餅は餅屋 | 隣の芝生は青いのか? (大学・短大教員&ガンプラ)

隣の芝生は青いのか? (大学・短大教員&ガンプラ)

地方における大学・短大生活(研究・教育・社会貢献)の紹介とガンプラ制作記を発信していきます。それとともに、全国の大学に潜む問題点が浮き彫りになって行ければと思います。

私の勤務校では、各学科ごとにプロジェクトを申請して運用資金を獲得する仕組みがある。

私が邪推するに、学生のためにする、社会貢献のためにするというよりも、自分の学科がこんなに頑張ってますよと言うことをアピールするためだけに行われているように感じてしかたがない。


定員の少ない学科で、国家資格の取得等が無い、指導に余裕のある人たちが実施しているプロジェクトに類する物を、他の学科が立ち上げているからという理由で、定員過多で学生指導にも余裕のない私の学科がオプション的なプロジェクトを3つも立ち上げている現状を見ると、本来、標準装備として実装しているべき、保育者養成機能の低下に今後いっそうの拍車がかかるであろうことを確信する。

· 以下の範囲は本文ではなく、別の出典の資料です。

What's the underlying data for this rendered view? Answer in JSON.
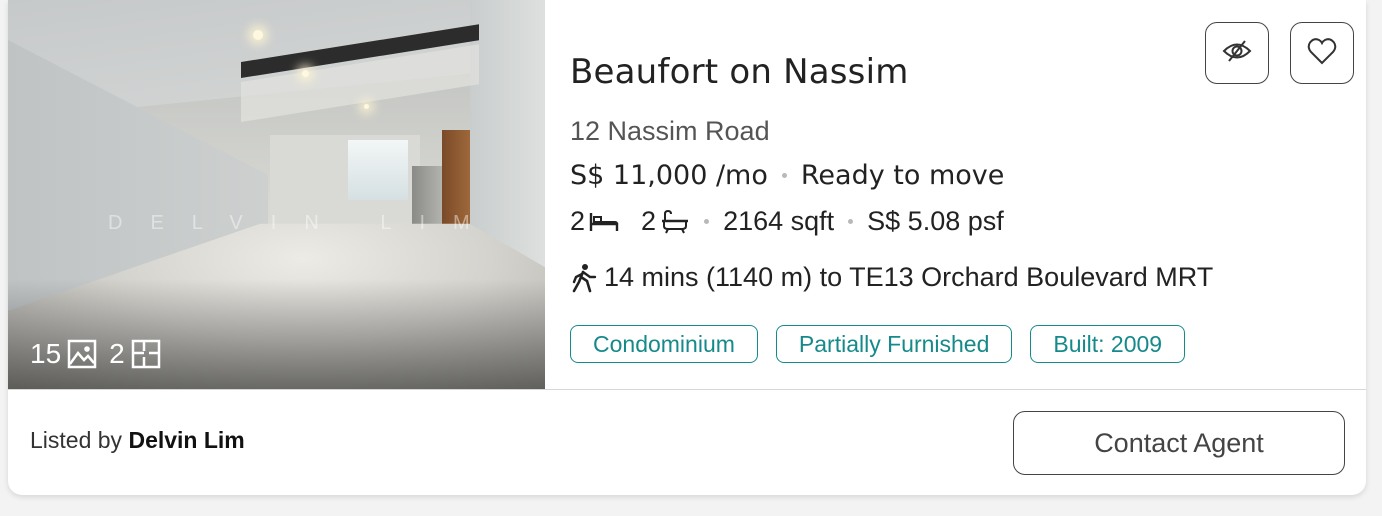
{
  "listing": {
    "photo_watermark": "DELVIN LIM",
    "media": {
      "photo_count": "15",
      "floorplan_count": "2"
    },
    "title": "Beaufort on Nassim",
    "address": "12 Nassim Road",
    "price": "S$ 11,000 /mo",
    "availability": "Ready to move",
    "bedrooms": "2",
    "bathrooms": "2",
    "area": "2164 sqft",
    "psf": "S$ 5.08 psf",
    "mrt": "14 mins (1140 m) to TE13 Orchard Boulevard MRT",
    "tags": [
      "Condominium",
      "Partially Furnished",
      "Built: 2009"
    ],
    "listed_by_prefix": "Listed by",
    "agent_name": "Delvin Lim",
    "contact_label": "Contact Agent"
  },
  "icons": {
    "photos": "image-icon",
    "floorplans": "floorplan-icon",
    "bed": "bed-icon",
    "bath": "bathtub-icon",
    "walk": "walking-icon",
    "hide": "eye-off-icon",
    "favorite": "heart-icon"
  },
  "colors": {
    "tag_accent": "#168a8a",
    "card_bg": "#ffffff"
  }
}
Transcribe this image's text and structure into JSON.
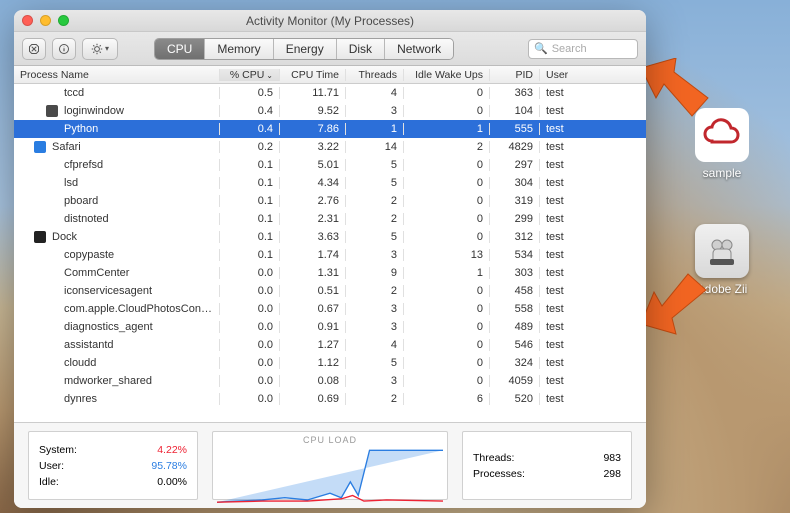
{
  "window": {
    "title": "Activity Monitor (My Processes)",
    "tabs": [
      "CPU",
      "Memory",
      "Energy",
      "Disk",
      "Network"
    ],
    "active_tab": "CPU",
    "search_placeholder": "Search"
  },
  "columns": {
    "name": "Process Name",
    "cpu": "% CPU",
    "time": "CPU Time",
    "threads": "Threads",
    "idle": "Idle Wake Ups",
    "pid": "PID",
    "user": "User"
  },
  "processes": [
    {
      "name": "tccd",
      "cpu": "0.5",
      "time": "11.71",
      "threads": "4",
      "idle": "0",
      "pid": "363",
      "user": "test",
      "lvl": 1
    },
    {
      "name": "loginwindow",
      "cpu": "0.4",
      "time": "9.52",
      "threads": "3",
      "idle": "0",
      "pid": "104",
      "user": "test",
      "lvl": 1,
      "icon": "#4a4a4a"
    },
    {
      "name": "Python",
      "cpu": "0.4",
      "time": "7.86",
      "threads": "1",
      "idle": "1",
      "pid": "555",
      "user": "test",
      "lvl": 1,
      "selected": true
    },
    {
      "name": "Safari",
      "cpu": "0.2",
      "time": "3.22",
      "threads": "14",
      "idle": "2",
      "pid": "4829",
      "user": "test",
      "lvl": 0,
      "icon": "#2a7de1"
    },
    {
      "name": "cfprefsd",
      "cpu": "0.1",
      "time": "5.01",
      "threads": "5",
      "idle": "0",
      "pid": "297",
      "user": "test",
      "lvl": 1
    },
    {
      "name": "lsd",
      "cpu": "0.1",
      "time": "4.34",
      "threads": "5",
      "idle": "0",
      "pid": "304",
      "user": "test",
      "lvl": 1
    },
    {
      "name": "pboard",
      "cpu": "0.1",
      "time": "2.76",
      "threads": "2",
      "idle": "0",
      "pid": "319",
      "user": "test",
      "lvl": 1
    },
    {
      "name": "distnoted",
      "cpu": "0.1",
      "time": "2.31",
      "threads": "2",
      "idle": "0",
      "pid": "299",
      "user": "test",
      "lvl": 1
    },
    {
      "name": "Dock",
      "cpu": "0.1",
      "time": "3.63",
      "threads": "5",
      "idle": "0",
      "pid": "312",
      "user": "test",
      "lvl": 0,
      "icon": "#222"
    },
    {
      "name": "copypaste",
      "cpu": "0.1",
      "time": "1.74",
      "threads": "3",
      "idle": "13",
      "pid": "534",
      "user": "test",
      "lvl": 1
    },
    {
      "name": "CommCenter",
      "cpu": "0.0",
      "time": "1.31",
      "threads": "9",
      "idle": "1",
      "pid": "303",
      "user": "test",
      "lvl": 1
    },
    {
      "name": "iconservicesagent",
      "cpu": "0.0",
      "time": "0.51",
      "threads": "2",
      "idle": "0",
      "pid": "458",
      "user": "test",
      "lvl": 1
    },
    {
      "name": "com.apple.CloudPhotosConfi...",
      "cpu": "0.0",
      "time": "0.67",
      "threads": "3",
      "idle": "0",
      "pid": "558",
      "user": "test",
      "lvl": 1
    },
    {
      "name": "diagnostics_agent",
      "cpu": "0.0",
      "time": "0.91",
      "threads": "3",
      "idle": "0",
      "pid": "489",
      "user": "test",
      "lvl": 1
    },
    {
      "name": "assistantd",
      "cpu": "0.0",
      "time": "1.27",
      "threads": "4",
      "idle": "0",
      "pid": "546",
      "user": "test",
      "lvl": 1
    },
    {
      "name": "cloudd",
      "cpu": "0.0",
      "time": "1.12",
      "threads": "5",
      "idle": "0",
      "pid": "324",
      "user": "test",
      "lvl": 1
    },
    {
      "name": "mdworker_shared",
      "cpu": "0.0",
      "time": "0.08",
      "threads": "3",
      "idle": "0",
      "pid": "4059",
      "user": "test",
      "lvl": 1
    },
    {
      "name": "dynres",
      "cpu": "0.0",
      "time": "0.69",
      "threads": "2",
      "idle": "6",
      "pid": "520",
      "user": "test",
      "lvl": 1
    }
  ],
  "stats_left": {
    "system_label": "System:",
    "system": "4.22%",
    "user_label": "User:",
    "user": "95.78%",
    "idle_label": "Idle:",
    "idle": "0.00%"
  },
  "cpu_load_label": "CPU LOAD",
  "stats_right": {
    "threads_label": "Threads:",
    "threads": "983",
    "processes_label": "Processes:",
    "processes": "298"
  },
  "desktop": {
    "icon1_label": "sample",
    "icon2_label": "Adobe Zii"
  }
}
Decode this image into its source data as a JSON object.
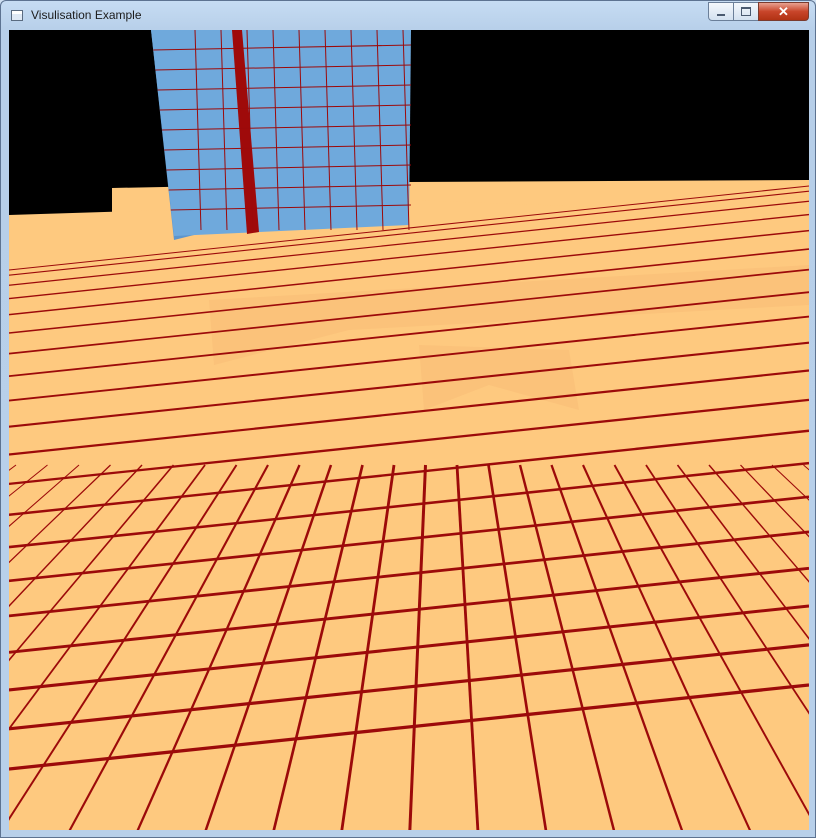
{
  "window": {
    "title": "Visulisation Example",
    "icon": "app-window-icon",
    "controls": {
      "minimize": "minimize-icon",
      "maximize": "maximize-icon",
      "close": "close-icon"
    }
  },
  "scene": {
    "background_color": "#000000",
    "floor_color": "#fec97f",
    "floor_side_color": "#fbc27a",
    "grid_color": "#9c0a0a",
    "tower_color": "#6fa9dc",
    "tower_side_color": "#5d95cc",
    "tower_stripe_color": "#9f0a0a"
  }
}
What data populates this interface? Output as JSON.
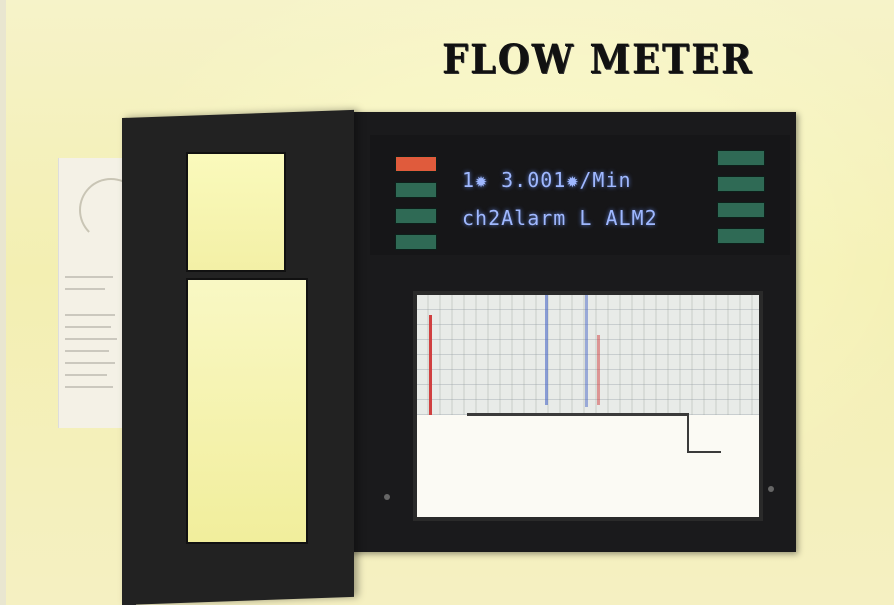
{
  "title": "FLOW METER",
  "display": {
    "line1": "1✹ 3.001✹/Min",
    "line2": "ch2Alarm L ALM2"
  },
  "panel_buttons": {
    "left": [
      "",
      "",
      "",
      ""
    ],
    "right": [
      "",
      "",
      "",
      ""
    ]
  },
  "colors": {
    "background": "#f4f0b8",
    "cabinet": "#1a1a1c",
    "display_text": "#9fb8ff",
    "button_green": "#2f6a55",
    "button_red": "#e05b3c"
  }
}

その兆しが、本日実習巡回に行ったところで苦情となって現れ、本県では一目置かれていた?本学の保育者養成の威信がガタガタになってきていることを再確認させられた。20数校ある隣県の保育者養成校は生き残りを賭けて保育者養成の質を高め、本県北部ではかなりの勢力を築いている。本学も全力でこれに対抗すれば、対等な勢力を維持できたはずである。これまで北部に巡回に行ったことの無かった私にとっては、大いなるショックを受けた。


待機児童問題等で保育者を大量に必要としている今日、また、保育者養成協議会等が保育者養成の四年制大学化を画策し、保育者の階層化を図ろうとしている今日、隣の市にあって撤退した某大学跡に、ネームバリューのある大手私立大学設立され、保育者養成に参入してきた場合、本学科は存続の危機に陥るのではないかと心配する。そう言うような事が起こらないためには、地域貢献への比重を、本業の保育者養成の質を高める方にシフトさせ、努力を重ねていく必要を感じる。


餅は餅屋という諺がある。


保育所保育指針に、保育所には子育て支援が義務づけられているが、保育者養成校に、子育て支援事業を求めているとは一言も書かれていない。


大学教員の職務は、研究・教育・社会貢献の三本柱で成り立っている。保育者養成校における大学教員の社会貢献は、むしろ、優れた保育者をいかに養成するかというところや、地域の保育者の保育の質を高めるための研修機関としての貢献がそれに該当するわけであり、保育所と競合するような社会貢献ではないはずである。


本県は餅の種類が多いが、本学科にとっての餅とは何であるかの再考(考えを持っていないのであれば熟考)を要する。